In the June 2025 OECD Economic Outlook report, the OECD forecasts global growth in 2025 at 2.9%, down 0.2 percentage points from the forecast in March 2025. The organization said that the weakened economic outlook will affect most regions of the world, leading to lower growth and slower job creation.
The World Bank's June 2025 Global Economic Prospects report forecasts global growth at 2.3% in 2025, down 0.4 percentage points from the January 2025 forecast. This is the slowest growth since 2008, excluding the global recession in 2009 and 2020.
According to the World Bank, the world economic outlook depends heavily on developments in global trade policy; growth is likely to continue to decline if trade tensions escalate or policy uncertainty persists along with escalating geopolitical conflicts.

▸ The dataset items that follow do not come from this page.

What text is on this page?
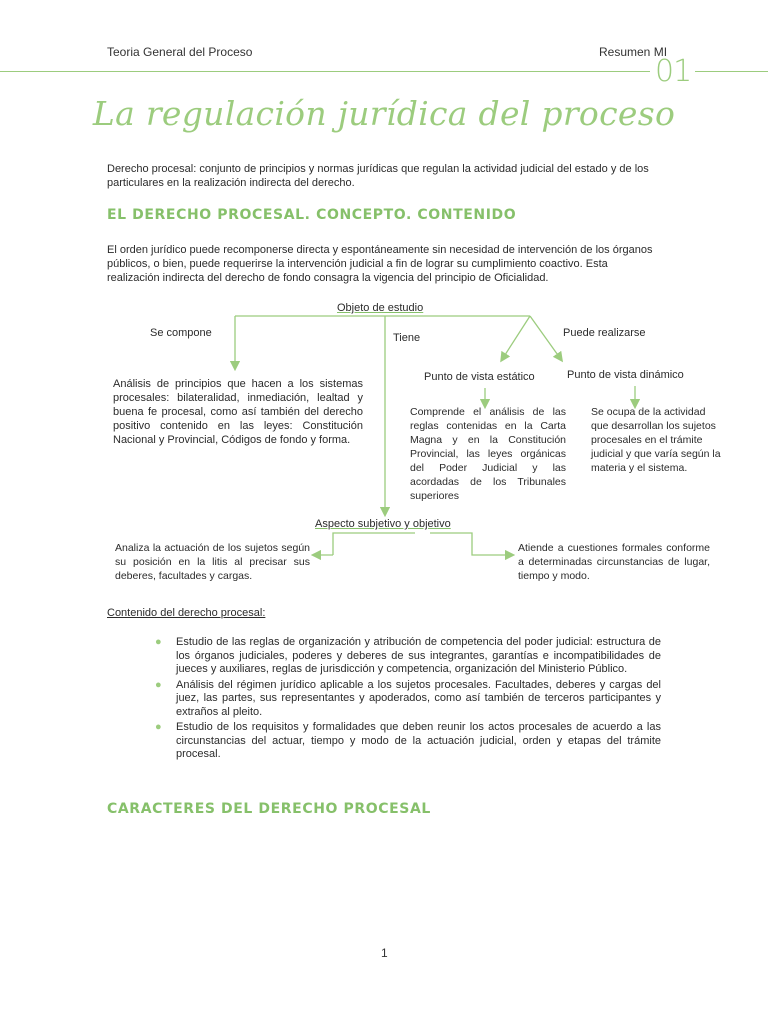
Teoria General del Proceso	Resumen MI
01
La regulación jurídica del proceso
Derecho procesal: conjunto de principios y normas jurídicas que regulan la actividad judicial del estado y de los particulares en la realización indirecta del derecho.
EL DERECHO PROCESAL. CONCEPTO. CONTENIDO
El orden jurídico puede recomponerse directa y espontáneamente sin necesidad de intervención de los órganos públicos, o bien, puede requerirse la intervención judicial a fin de lograr su cumplimiento coactivo. Esta realización indirecta del derecho de fondo consagra la vigencia del principio de Oficialidad.
Objeto de estudio
Se compone	Tiene	Puede realizarse
Análisis de principios que hacen a los sistemas procesales: bilateralidad, inmediación, lealtad y buena fe procesal, como así también del derecho positivo contenido en las leyes: Constitución Nacional y Provincial, Códigos de fondo y forma.
Punto de vista estático	Punto de vista dinámico
Comprende el análisis de las reglas contenidas en la Carta Magna y en la Constitución Provincial, las leyes orgánicas del Poder Judicial y las acordadas de los Tribunales superiores
Se ocupa de la actividad que desarrollan los sujetos procesales en el trámite judicial y que varía según la materia y el sistema.
Aspecto subjetivo y objetivo
Analiza la actuación de los sujetos según su posición en la litis al precisar sus deberes, facultades y cargas.
Atiende a cuestiones formales conforme a determinadas circunstancias de lugar, tiempo y modo.
Contenido del derecho procesal:
● Estudio de las reglas de organización y atribución de competencia del poder judicial: estructura de los órganos judiciales, poderes y deberes de sus integrantes, garantías e incompatibilidades de jueces y auxiliares, reglas de jurisdicción y competencia, organización del Ministerio Público.
● Análisis del régimen jurídico aplicable a los sujetos procesales. Facultades, deberes y cargas del juez, las partes, sus representantes y apoderados, como así también de terceros participantes y extraños al pleito.
● Estudio de los requisitos y formalidades que deben reunir los actos procesales de acuerdo a las circunstancias del actuar, tiempo y modo de la actuación judicial, orden y etapas del trámite procesal.
CARACTERES DEL DERECHO PROCESAL
1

Fitch Ratings (FR) alone raised its 2025 global growth forecast by 0.3 percentage points compared to its April 2025 forecast. The easing of US-China trade tensions is the reason Fitch Ratings raised its global growth forecast in its June 2025 Global Economic Outlook. This figure is still lower than the 2.9% in 2024 and is the weakest global growth rate since 2009, excluding the pandemic period.
For the Southeast Asian economy, the Asian Development Bank (ADB) forecasts the region's economy to grow 4.7% in 2025, down slightly from 4.8% in 2024 but still strong thanks to domestic demand and increased tourist arrivals.
The WB's ASEAN+3 Macroeconomic Research Office (AMRO) forecasts that growth in the ASEAN and East Asia-Pacific regions in 2025 will be lower than in 2024, reaching 4.7% and 4.5% (2024 figures are 4.9% and 5.0%, respectively).
All three organizations predict that Vietnam will have the highest growth in the region by 2025, followed by the Philippines. Indonesia, Malaysia, and Laos will have good growth in the region.